Child, maternal and newborn health

More children are surviving their childhood in Liberia than ever before but efforts to save lives have to be accelerated.

UNICEF/Liberia 2018

The challenge

Liberia has come a long way since the war ended in 2003. Access to basic health services has improved significantly. The country slashed the death rate of children under 5 by two thirds, achieving one of the key Millennium Development Goals by 2015. Three quarters of children are immunized against measles and there have been no new polio cases recorded since 2010.

Still, not every child stands a chance to survive.

Imagine 152 yellow school buses, carrying a total of 11,000 young children. That’s how many children under 5 die every year in Liberia. They lose their lives to easily preventable diseases such as neonatal causes, malaria, pneumonia, diarrhoea and measles. And the most vulnerable are newborn babies. At least a third of all under-five mortality occurs in the first month of life.

To make matters worse, pregnant women and mothers are also at risk. Liberia has one of the world’s highest rates of maternal mortality. One out of every ten women dies while pregnant, giving birth to their babies or in the aftermath of delivery. When a mother dies, the likelihood of her baby dying increases.

Progress in Liberia is also hampered by high levels of malnutrition and a fragile healthcare system that deny children a fighting chance to survive common childhood illnesses.

Liberia loses 11,000 children under five each year.

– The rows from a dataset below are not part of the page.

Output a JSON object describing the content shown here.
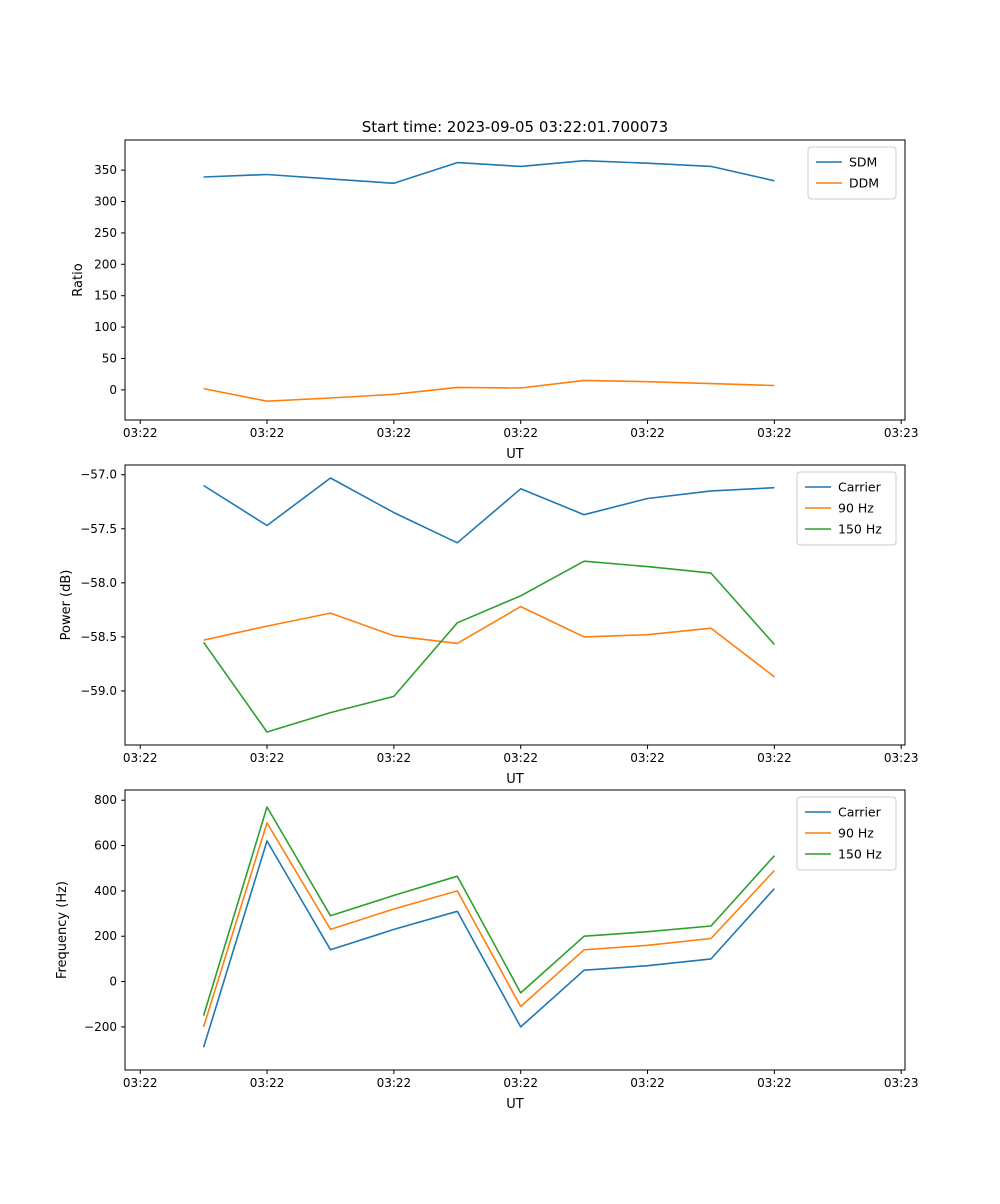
{
  "figure": {
    "title": "Start time: 2023-09-05 03:22:01.700073",
    "background": "#ffffff",
    "palette": {
      "blue": "#1f77b4",
      "orange": "#ff7f0e",
      "green": "#2ca02c"
    }
  },
  "chart_data": [
    {
      "type": "line",
      "title": "Start time: 2023-09-05 03:22:01.700073",
      "xlabel": "UT",
      "ylabel": "Ratio",
      "grid": false,
      "legend_position": "upper right",
      "x": [
        5,
        10,
        15,
        20,
        25,
        30,
        35,
        40,
        45,
        50
      ],
      "xlim": [
        -1.2,
        60.3
      ],
      "ylim": [
        -48,
        398
      ],
      "x_ticks": {
        "positions": [
          0,
          10,
          20,
          30,
          40,
          50,
          60
        ],
        "labels": [
          "03:22",
          "03:22",
          "03:22",
          "03:22",
          "03:22",
          "03:22",
          "03:23"
        ]
      },
      "y_ticks": {
        "positions": [
          0,
          50,
          100,
          150,
          200,
          250,
          300,
          350
        ],
        "labels": [
          "0",
          "50",
          "100",
          "150",
          "200",
          "250",
          "300",
          "350"
        ]
      },
      "series": [
        {
          "name": "SDM",
          "color": "#1f77b4",
          "values": [
            339,
            343,
            336,
            329,
            362,
            356,
            365,
            361,
            356,
            333
          ]
        },
        {
          "name": "DDM",
          "color": "#ff7f0e",
          "values": [
            2,
            -18,
            -13,
            -7,
            4,
            3,
            15,
            13,
            10,
            7
          ]
        }
      ]
    },
    {
      "type": "line",
      "title": "",
      "xlabel": "UT",
      "ylabel": "Power (dB)",
      "grid": false,
      "legend_position": "upper right",
      "x": [
        5,
        10,
        15,
        20,
        25,
        30,
        35,
        40,
        45,
        50
      ],
      "xlim": [
        -1.2,
        60.3
      ],
      "ylim": [
        -59.5,
        -56.91
      ],
      "x_ticks": {
        "positions": [
          0,
          10,
          20,
          30,
          40,
          50,
          60
        ],
        "labels": [
          "03:22",
          "03:22",
          "03:22",
          "03:22",
          "03:22",
          "03:22",
          "03:23"
        ]
      },
      "y_ticks": {
        "positions": [
          -57.0,
          -57.5,
          -58.0,
          -58.5,
          -59.0
        ],
        "labels": [
          "−57.0",
          "−57.5",
          "−58.0",
          "−58.5",
          "−59.0"
        ]
      },
      "series": [
        {
          "name": "Carrier",
          "color": "#1f77b4",
          "values": [
            -57.1,
            -57.47,
            -57.03,
            -57.35,
            -57.63,
            -57.13,
            -57.37,
            -57.22,
            -57.15,
            -57.12
          ]
        },
        {
          "name": "90 Hz",
          "color": "#ff7f0e",
          "values": [
            -58.53,
            -58.4,
            -58.28,
            -58.49,
            -58.56,
            -58.22,
            -58.5,
            -58.48,
            -58.42,
            -58.87
          ]
        },
        {
          "name": "150 Hz",
          "color": "#2ca02c",
          "values": [
            -58.55,
            -59.38,
            -59.2,
            -59.05,
            -58.37,
            -58.12,
            -57.8,
            -57.85,
            -57.91,
            -58.57
          ]
        }
      ]
    },
    {
      "type": "line",
      "title": "",
      "xlabel": "UT",
      "ylabel": "Frequency (Hz)",
      "grid": false,
      "legend_position": "upper right",
      "x": [
        5,
        10,
        15,
        20,
        25,
        30,
        35,
        40,
        45,
        50
      ],
      "xlim": [
        -1.2,
        60.3
      ],
      "ylim": [
        -390,
        845
      ],
      "x_ticks": {
        "positions": [
          0,
          10,
          20,
          30,
          40,
          50,
          60
        ],
        "labels": [
          "03:22",
          "03:22",
          "03:22",
          "03:22",
          "03:22",
          "03:22",
          "03:23"
        ]
      },
      "y_ticks": {
        "positions": [
          -200,
          0,
          200,
          400,
          600,
          800
        ],
        "labels": [
          "−200",
          "0",
          "200",
          "400",
          "600",
          "800"
        ]
      },
      "series": [
        {
          "name": "Carrier",
          "color": "#1f77b4",
          "values": [
            -290,
            620,
            140,
            230,
            310,
            -200,
            50,
            70,
            100,
            410
          ]
        },
        {
          "name": "90 Hz",
          "color": "#ff7f0e",
          "values": [
            -200,
            700,
            230,
            320,
            400,
            -110,
            140,
            160,
            190,
            490
          ]
        },
        {
          "name": "150 Hz",
          "color": "#2ca02c",
          "values": [
            -150,
            770,
            290,
            380,
            465,
            -50,
            200,
            220,
            245,
            555
          ]
        }
      ]
    }
  ]
}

Close to one in three children and adults live five kilometeres or more from a health facility. Trained health staff is in short supply, medicines are not always available and the outbreak of Ebola in 2014 and 2015 reversed many gains in child and maternal health.

The solution

With the resources available today, no child or mother should die of preventable causes. In Liberia, UNICEF assists the government and other partners to implement low-tech, inexpensive and high impact health interventions that save lives.

UNICEF works at all levels. We help to develop health sector policies and plans that focus on reducing child, neonatal and maternal deaths. We support the government to improve service delivery, especially in the most hard-to-reach south-eastern counties, and to mobilize communities to look after the health of children and women.

To make sure that children and women are getting the right medicines at the right time, UNICEF works with the Ministry of Health to procure and distribute essential drugs and supplies, track commodities and improve pharmaceutical storage capacities.

To improve maternal and newborn survival, health workers are trained to use simple but highly effective techniques to manage potentially fatal complications during pregnancy and childbirth. We promote reproductive health services for pregnant teenagers, maternal and newborn tetanus vaccination and prevention of mother-to-child transmission (PMTCT) of HIV services.

UNICEF helps to strengthen immunization services for children – from the policy and planning stage to the procurement, distribution and management of vaccines and cold chain equipment.  Special attention is given to outreach services in urban slums, where the majority of children and women who have not been immunized live.

We work with the National AIDS Control Programme and Ministry of Health to increase the number of health facilities providing HIV prevention and treatment for pregnant women, children and adolescents. UNICEF helps to create demand for these services and to ensure that clinics have HIV test kits and antiretorviral drugs.

At the community level, UNICEF supports integrated community case management of diarrhea, malaria and pneumonia. More than 730 UNICEF supported community health assistants visit homes in the south-eastern counties, providing life saving healthcare to children and women in the most remote and hard-to-reach areas of Liberia.